Pukul 11 malam lampu di teras dimatikan dan generator tidak terdengar lagi. Para pejuang kembali ke ruang duduk. Mereka menggelar tikar tidur dan menyelubungi diri dengan selimut dari bahan sintetik yang berwarna-warni, yang mereka temukan di rumah itu. Beberapa dari mereka sudah tidur, topi menutupi wajah mereka. Seorang dari mereka membalikkan badan, yang lainnya mendengkur dengan halus. Di sebelah mereka tergeletak harta yang mereka miliki, dibungkus dalam tas-tas kecil, sebuah t-shirt, sebuah sikat gigi, sebuah foto.

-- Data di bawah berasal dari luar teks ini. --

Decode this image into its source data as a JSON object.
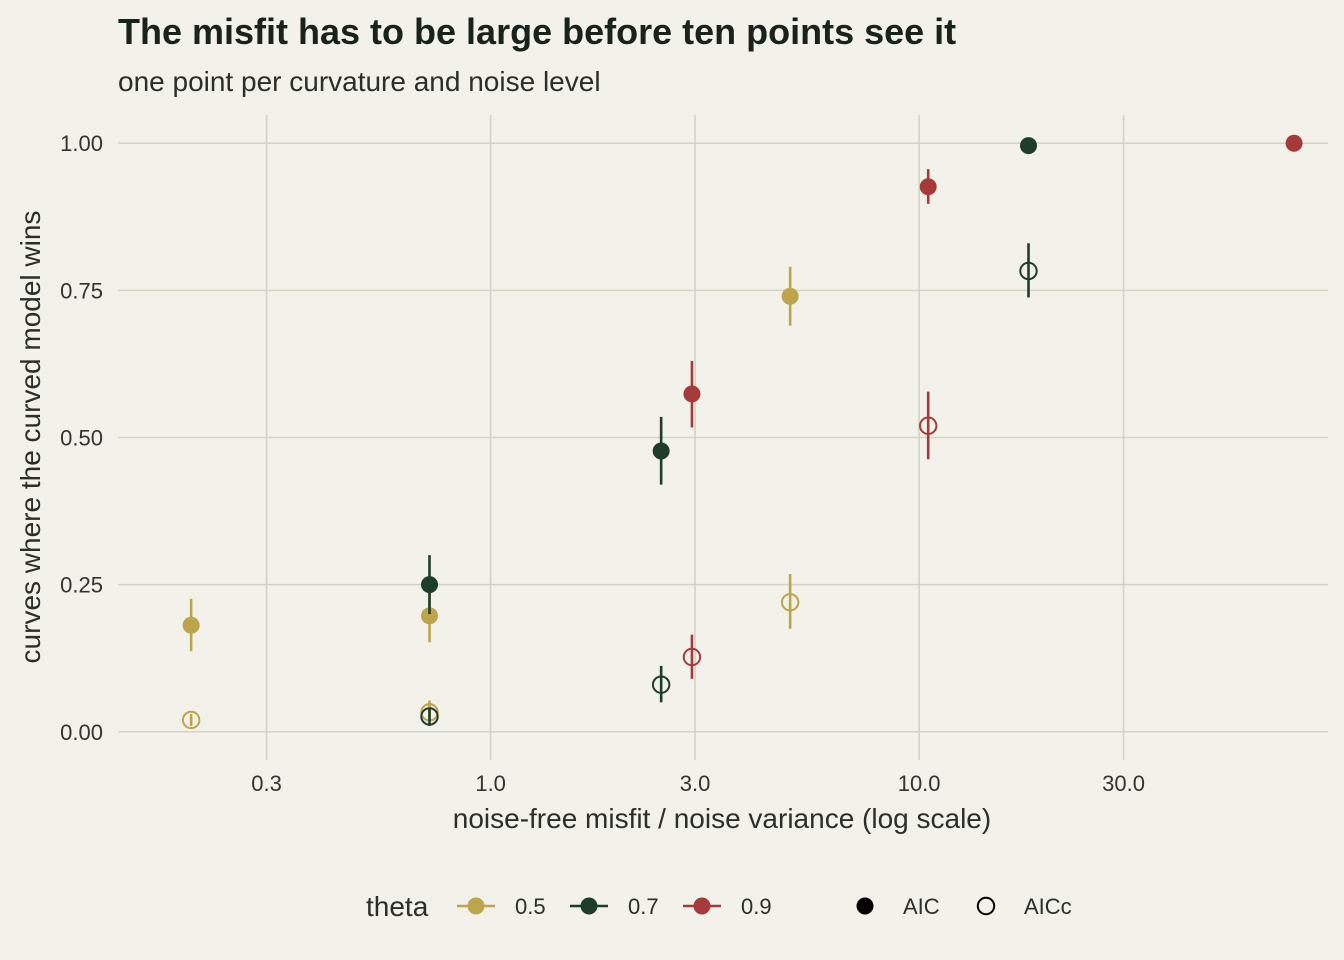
{
  "chart_data": {
    "type": "scatter",
    "title": "The misfit has to be large before ten points see it",
    "subtitle": "one point per curvature and noise level",
    "xlabel": "noise-free misfit / noise variance (log scale)",
    "ylabel": "curves where the curved model wins",
    "x_scale": "log10",
    "xlim": [
      0.135,
      90
    ],
    "ylim": [
      -0.048,
      1.048
    ],
    "x_ticks": [
      0.3,
      1.0,
      3.0,
      10.0,
      30.0
    ],
    "x_tick_labels": [
      "0.3",
      "1.0",
      "3.0",
      "10.0",
      "30.0"
    ],
    "y_ticks": [
      0,
      0.25,
      0.5,
      0.75,
      1.0
    ],
    "y_tick_labels": [
      "0.00",
      "0.25",
      "0.50",
      "0.75",
      "1.00"
    ],
    "grid": true,
    "legend_position": "bottom",
    "legend": {
      "color_title": "theta",
      "color_entries": [
        {
          "label": "0.5",
          "theta": "0.5"
        },
        {
          "label": "0.7",
          "theta": "0.7"
        },
        {
          "label": "0.9",
          "theta": "0.9"
        }
      ],
      "shape_entries": [
        {
          "label": "AIC",
          "criterion": "AIC"
        },
        {
          "label": "AICc",
          "criterion": "AICc"
        }
      ]
    },
    "colors": {
      "0.5": "#bca54a",
      "0.7": "#1f3d2b",
      "0.9": "#a63a3a"
    },
    "points": [
      {
        "theta": "0.5",
        "criterion": "AIC",
        "x": 0.2,
        "y": 0.181,
        "ymin": 0.137,
        "ymax": 0.226
      },
      {
        "theta": "0.5",
        "criterion": "AICc",
        "x": 0.2,
        "y": 0.02,
        "ymin": 0.01,
        "ymax": 0.03
      },
      {
        "theta": "0.5",
        "criterion": "AIC",
        "x": 0.72,
        "y": 0.197,
        "ymin": 0.152,
        "ymax": 0.242
      },
      {
        "theta": "0.5",
        "criterion": "AICc",
        "x": 0.72,
        "y": 0.033,
        "ymin": 0.018,
        "ymax": 0.053
      },
      {
        "theta": "0.5",
        "criterion": "AIC",
        "x": 5.0,
        "y": 0.74,
        "ymin": 0.69,
        "ymax": 0.79
      },
      {
        "theta": "0.5",
        "criterion": "AICc",
        "x": 5.0,
        "y": 0.22,
        "ymin": 0.175,
        "ymax": 0.268
      },
      {
        "theta": "0.7",
        "criterion": "AIC",
        "x": 0.72,
        "y": 0.25,
        "ymin": 0.2,
        "ymax": 0.3
      },
      {
        "theta": "0.7",
        "criterion": "AICc",
        "x": 0.72,
        "y": 0.026,
        "ymin": 0.01,
        "ymax": 0.04
      },
      {
        "theta": "0.7",
        "criterion": "AIC",
        "x": 2.5,
        "y": 0.477,
        "ymin": 0.42,
        "ymax": 0.535
      },
      {
        "theta": "0.7",
        "criterion": "AICc",
        "x": 2.5,
        "y": 0.08,
        "ymin": 0.05,
        "ymax": 0.112
      },
      {
        "theta": "0.7",
        "criterion": "AIC",
        "x": 18.0,
        "y": 0.996,
        "ymin": 0.992,
        "ymax": 1.0
      },
      {
        "theta": "0.7",
        "criterion": "AICc",
        "x": 18.0,
        "y": 0.783,
        "ymin": 0.738,
        "ymax": 0.83
      },
      {
        "theta": "0.9",
        "criterion": "AIC",
        "x": 2.95,
        "y": 0.574,
        "ymin": 0.517,
        "ymax": 0.63
      },
      {
        "theta": "0.9",
        "criterion": "AICc",
        "x": 2.95,
        "y": 0.127,
        "ymin": 0.09,
        "ymax": 0.165
      },
      {
        "theta": "0.9",
        "criterion": "AIC",
        "x": 10.5,
        "y": 0.926,
        "ymin": 0.897,
        "ymax": 0.956
      },
      {
        "theta": "0.9",
        "criterion": "AICc",
        "x": 10.5,
        "y": 0.52,
        "ymin": 0.463,
        "ymax": 0.578
      },
      {
        "theta": "0.9",
        "criterion": "AIC",
        "x": 75.0,
        "y": 1.0,
        "ymin": 1.0,
        "ymax": 1.0
      }
    ]
  }
}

Miftah Arkami menunjukkan kamar mandi. Bak mandi yang dilengkapi musik dan alat pemijit menunjukkan kemewahan yang dinikmati bekas pemilik rumah itu. Di atas rak masih tergeletak jepit rambut milik anak perempuan pemilik rumah. Keluarga itu, seperti pendukung Gaddafi lainnya, melarikan diri setelah perang pecah. Miftah Arkami membaringkan diri untuk tidur. Malam tidak berlangsung lama. Pagi dini hari, pemberontak sudah melancarkan serangan baru atas Sirte. Seperti sebelumnya, dalam pertempuran itu Miftah Arkami juga akan berada bersama mereka, untuk membesarkan semangat para pejuang. Itulah sumbangannya bagi revolusi, katanya.